Trouble the Water by Carol Deal and Tia Lessin.

April 28th - 7:39 p.m.

This weekend the New York Times reported on the controversy surrounding Standard Operating Procedure, Errol Morris's new documentary about the Abu Ghraib case. "I paid the 'bad apples' because they asked to be paid, and they would not have been interviewed otherwise," Morris said in a statement. He considers the possibility that he should have revealed the payments in the credits, though he says he "didn't feel the necessity."

The story highlights an interesting and little-remarked-upon dichotomy between  journalism and movie documentaries: newspaper, magazine, and Tv interviewers rarely pay subjects, while film producers commonly do. In fact, the dicier issue seems to be whether the New Yorker violated its standards by publishing in its March 24 issue an excellent piece by Morris and Philip Gourevitch that drew from the interviews Morris collected for the film. Especially fascinating is its treatment of Specialist Sabrina Harman of the 372nd Military Police Company, who began snapping digital photos inside Abu Ghraib as a way of indemnifying herself against what she knew were abuses but wound up incriminating herself instead.

The Times is also hosting a blog by Morris, where he considers in two posts his technique of staging reenactments for the specific purpose of isolating and focusing on key moments in a complex chain of evidence.
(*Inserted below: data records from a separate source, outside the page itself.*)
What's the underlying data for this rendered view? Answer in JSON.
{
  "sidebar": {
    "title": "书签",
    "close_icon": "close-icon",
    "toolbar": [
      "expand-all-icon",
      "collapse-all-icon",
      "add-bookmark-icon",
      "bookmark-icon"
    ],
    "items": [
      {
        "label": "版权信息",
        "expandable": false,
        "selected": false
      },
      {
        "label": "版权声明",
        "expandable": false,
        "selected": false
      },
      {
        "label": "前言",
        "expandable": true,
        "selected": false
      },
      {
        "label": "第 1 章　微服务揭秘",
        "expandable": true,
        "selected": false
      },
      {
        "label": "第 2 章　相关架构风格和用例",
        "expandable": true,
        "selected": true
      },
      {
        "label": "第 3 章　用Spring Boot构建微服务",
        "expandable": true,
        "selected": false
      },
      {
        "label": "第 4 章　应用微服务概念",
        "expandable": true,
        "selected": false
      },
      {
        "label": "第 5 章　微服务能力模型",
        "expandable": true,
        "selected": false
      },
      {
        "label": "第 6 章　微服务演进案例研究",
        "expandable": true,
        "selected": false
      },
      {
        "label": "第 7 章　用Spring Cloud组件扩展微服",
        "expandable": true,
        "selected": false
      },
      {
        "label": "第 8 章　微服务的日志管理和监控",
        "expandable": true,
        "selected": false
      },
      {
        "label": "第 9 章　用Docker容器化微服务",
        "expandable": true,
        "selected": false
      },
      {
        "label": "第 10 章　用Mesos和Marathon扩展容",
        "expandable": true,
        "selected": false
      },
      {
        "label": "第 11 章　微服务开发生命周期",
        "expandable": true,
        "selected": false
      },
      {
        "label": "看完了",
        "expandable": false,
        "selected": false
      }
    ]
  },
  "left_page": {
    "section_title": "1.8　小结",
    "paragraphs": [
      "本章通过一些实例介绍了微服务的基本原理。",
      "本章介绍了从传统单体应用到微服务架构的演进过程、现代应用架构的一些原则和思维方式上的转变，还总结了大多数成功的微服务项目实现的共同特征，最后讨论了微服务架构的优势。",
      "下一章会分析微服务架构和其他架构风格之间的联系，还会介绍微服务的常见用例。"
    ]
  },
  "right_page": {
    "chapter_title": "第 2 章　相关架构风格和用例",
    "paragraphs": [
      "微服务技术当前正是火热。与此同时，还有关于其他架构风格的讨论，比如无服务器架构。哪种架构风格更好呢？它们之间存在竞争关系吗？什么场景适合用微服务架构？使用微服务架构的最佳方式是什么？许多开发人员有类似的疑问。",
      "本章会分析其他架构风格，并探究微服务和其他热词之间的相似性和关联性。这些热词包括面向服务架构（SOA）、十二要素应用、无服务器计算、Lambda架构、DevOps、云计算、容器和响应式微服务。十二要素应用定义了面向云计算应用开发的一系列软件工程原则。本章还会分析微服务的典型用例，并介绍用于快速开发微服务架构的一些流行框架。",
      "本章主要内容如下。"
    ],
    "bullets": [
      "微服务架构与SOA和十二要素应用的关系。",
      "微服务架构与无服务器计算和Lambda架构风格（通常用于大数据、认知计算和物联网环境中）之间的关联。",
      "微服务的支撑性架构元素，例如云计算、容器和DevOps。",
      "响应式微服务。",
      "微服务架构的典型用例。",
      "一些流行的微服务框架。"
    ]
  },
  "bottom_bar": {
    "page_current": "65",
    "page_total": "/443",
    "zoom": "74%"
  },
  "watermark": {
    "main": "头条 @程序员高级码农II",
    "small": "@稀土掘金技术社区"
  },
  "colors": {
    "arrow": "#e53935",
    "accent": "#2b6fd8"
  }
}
There's a fair amount of this in Standard Operating Procedure, though the stagings are mostly for emotional effect. The evidentiary burden falls mainly on the prosecution's reconstruction, by synchronizing digital photos from three soldiers' cameras, of the chain of events as prisoners were abused and ritually humiliated. And Morris's interviews with Harman and Lynndie England are chilling--paid or not, they starkly capture the dehumanizing environment inside Abu Ghraib.